Spring cleaning begins in Winnipeg: what you need to know

The entire road network will be cleaned, including bridges, sidewalks and active transportation corridors.

A garden waste collection operation is also planned, while the patching of potholes continues.

Street cleaning

The operation will be large-scale as Winnipeg recovers from one of the snowiest winters in its history. A total of 100,000 tons of sand had to be spread all over the city.

A machine clears snow from a sidewalk in Winnipeg Thursday, April 14, 2022.

A machine clears snow from a sidewalk in Winnipeg.

Photo: Radio-Canada / Trevor Brine

About 500 workers and 300 machines will be needed to clean everything up, according to a statement from the City of Winnipeg.

The sweeping of the boulevards and medians will begin on May 8 and the teams will also begin to collect waste and debris in the parks.

Notices will be sent to residents whose neighborhoods will be cleaned. Fines of $150 could be given to those who did not move their car from the street.

The city will publish cleaning schedules on the app Know Your Zone (New window).

Upcoming garden waste collection

Garden waste collection will begin on May 9 for homes in collection zone A of the city and on May 16 for those in zone B. It will then take place every two weeks, until November, and on the same day as the collection of recycling and garbage cans.

Yard waste collection in Winnipeg.

Examples of types of containers accepted for yard waste collection in Winnipeg. (archives)

Photo: City of Winnipeg

Collection days will be published on the city’s website (New window)but it is also possible to call the 311 service. Waste can also be brought to the 4R depots (New window) Brady, Pacific and Panet roads.

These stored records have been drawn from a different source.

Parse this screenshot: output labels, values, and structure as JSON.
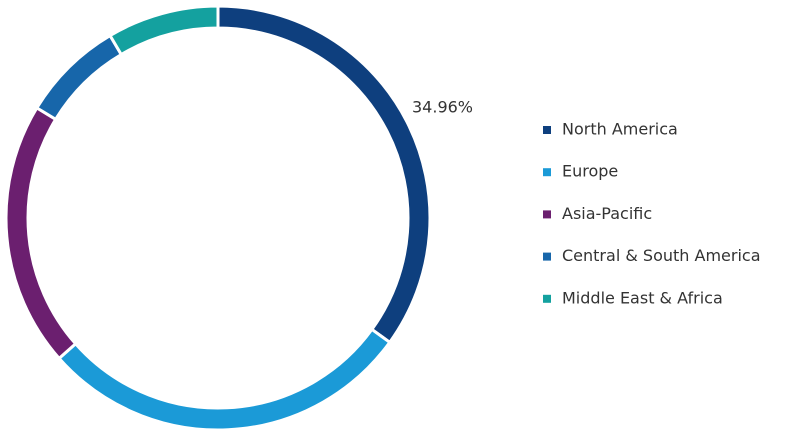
{
  "chart_data": {
    "type": "donut",
    "categories": [
      "North America",
      "Europe",
      "Asia-Pacific",
      "Central & South America",
      "Middle East & Africa"
    ],
    "values": [
      34.96,
      28.5,
      20.2,
      7.8,
      8.5
    ],
    "value_labels": [
      "34.96%",
      null,
      null,
      null,
      null
    ],
    "colors": [
      "#0e3f7e",
      "#1b9ad7",
      "#6b1f6f",
      "#1766aa",
      "#14a19f"
    ],
    "legend": "right"
  }
}
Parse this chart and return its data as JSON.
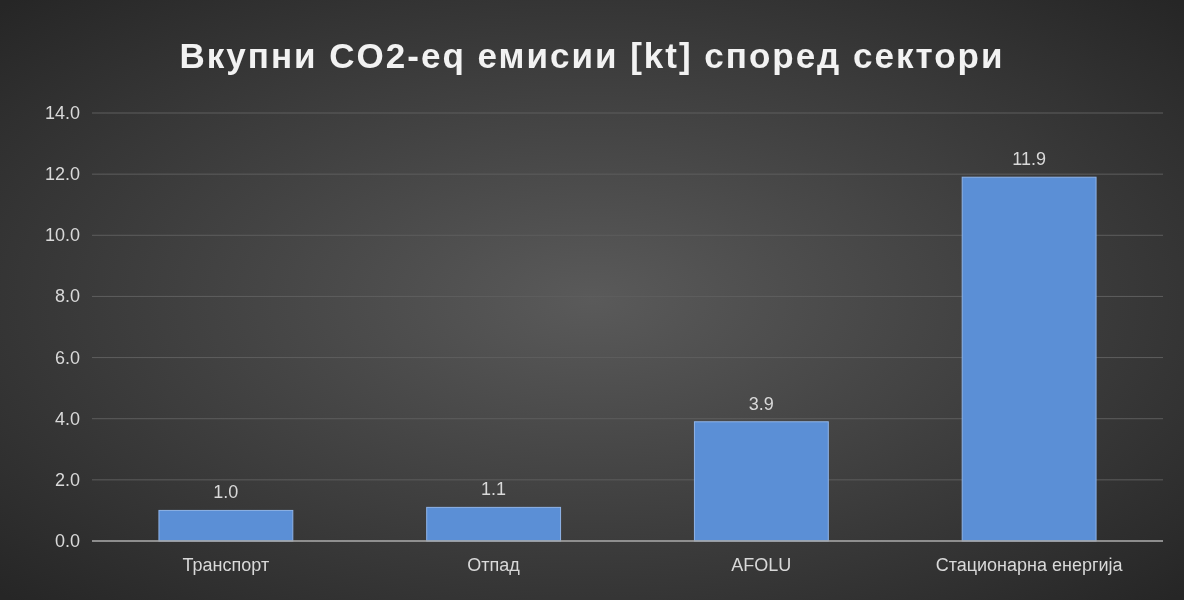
{
  "chart_data": {
    "type": "bar",
    "title": "Вкупни CO2-eq емисии [kt] според сектори",
    "categories": [
      "Транспорт",
      "Отпад",
      "AFOLU",
      "Стационарна енергија"
    ],
    "values": [
      1.0,
      1.1,
      3.9,
      11.9
    ],
    "color": "#5b8fd6",
    "ylim": [
      0,
      14
    ],
    "yticks": [
      {
        "value": 0,
        "label": "0.0"
      },
      {
        "value": 2,
        "label": "2.0"
      },
      {
        "value": 4,
        "label": "4.0"
      },
      {
        "value": 6,
        "label": "6.0"
      },
      {
        "value": 8,
        "label": "8.0"
      },
      {
        "value": 10,
        "label": "10.0"
      },
      {
        "value": 12,
        "label": "12.0"
      },
      {
        "value": 14,
        "label": "14.0"
      }
    ],
    "value_labels": [
      "1.0",
      "1.1",
      "3.9",
      "11.9"
    ],
    "grid": "y"
  }
}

The city accepts any organic material from outside, such as grass, leaves and branches under one meter and lighter than 22 kilograms.

Materials should be placed in appropriate containers, such as paper bags or trash cans without lids.

It is advisable not to rake garden waste from the street, as it can clog drains and increase the risk of basement flooding.

Patching potholes

The City has continued to repair potholes since April. Emphasis was placed on main roads (priority 1) as well as bus lines and collector streets (priority 2).

However, very large or deep potholes that pose an imminent safety concern receive immediate attention, Manitoba’s capital said in a news release.

A worker filling a pothole with a shovel.

The City is continuing with the patching of potholes, which it began last April. (archives)

Photo: Radio-Canada / Djavan Habel-Thurton

The pothole repairs carried out by the crews so far are temporary repairs carried out using an asphalt mix specially designed for use in cold and wet weather.

From this Monday, specialist teams will carry out more permanent repairs with hot asphalt throughout the city. They will focus their efforts on priority 1 and 2 streets.

The number of potholes in the streets of the city is proportional to the state of humidity of the roads and the extent of the cycle of freezing and thawing in the spring. It is therefore to be expected that other potholes will form in the days to come, according to the municipal administration.

So far, the city’s 311 service has received 4,004 requests for potholes and crews have fixed more than 46,000.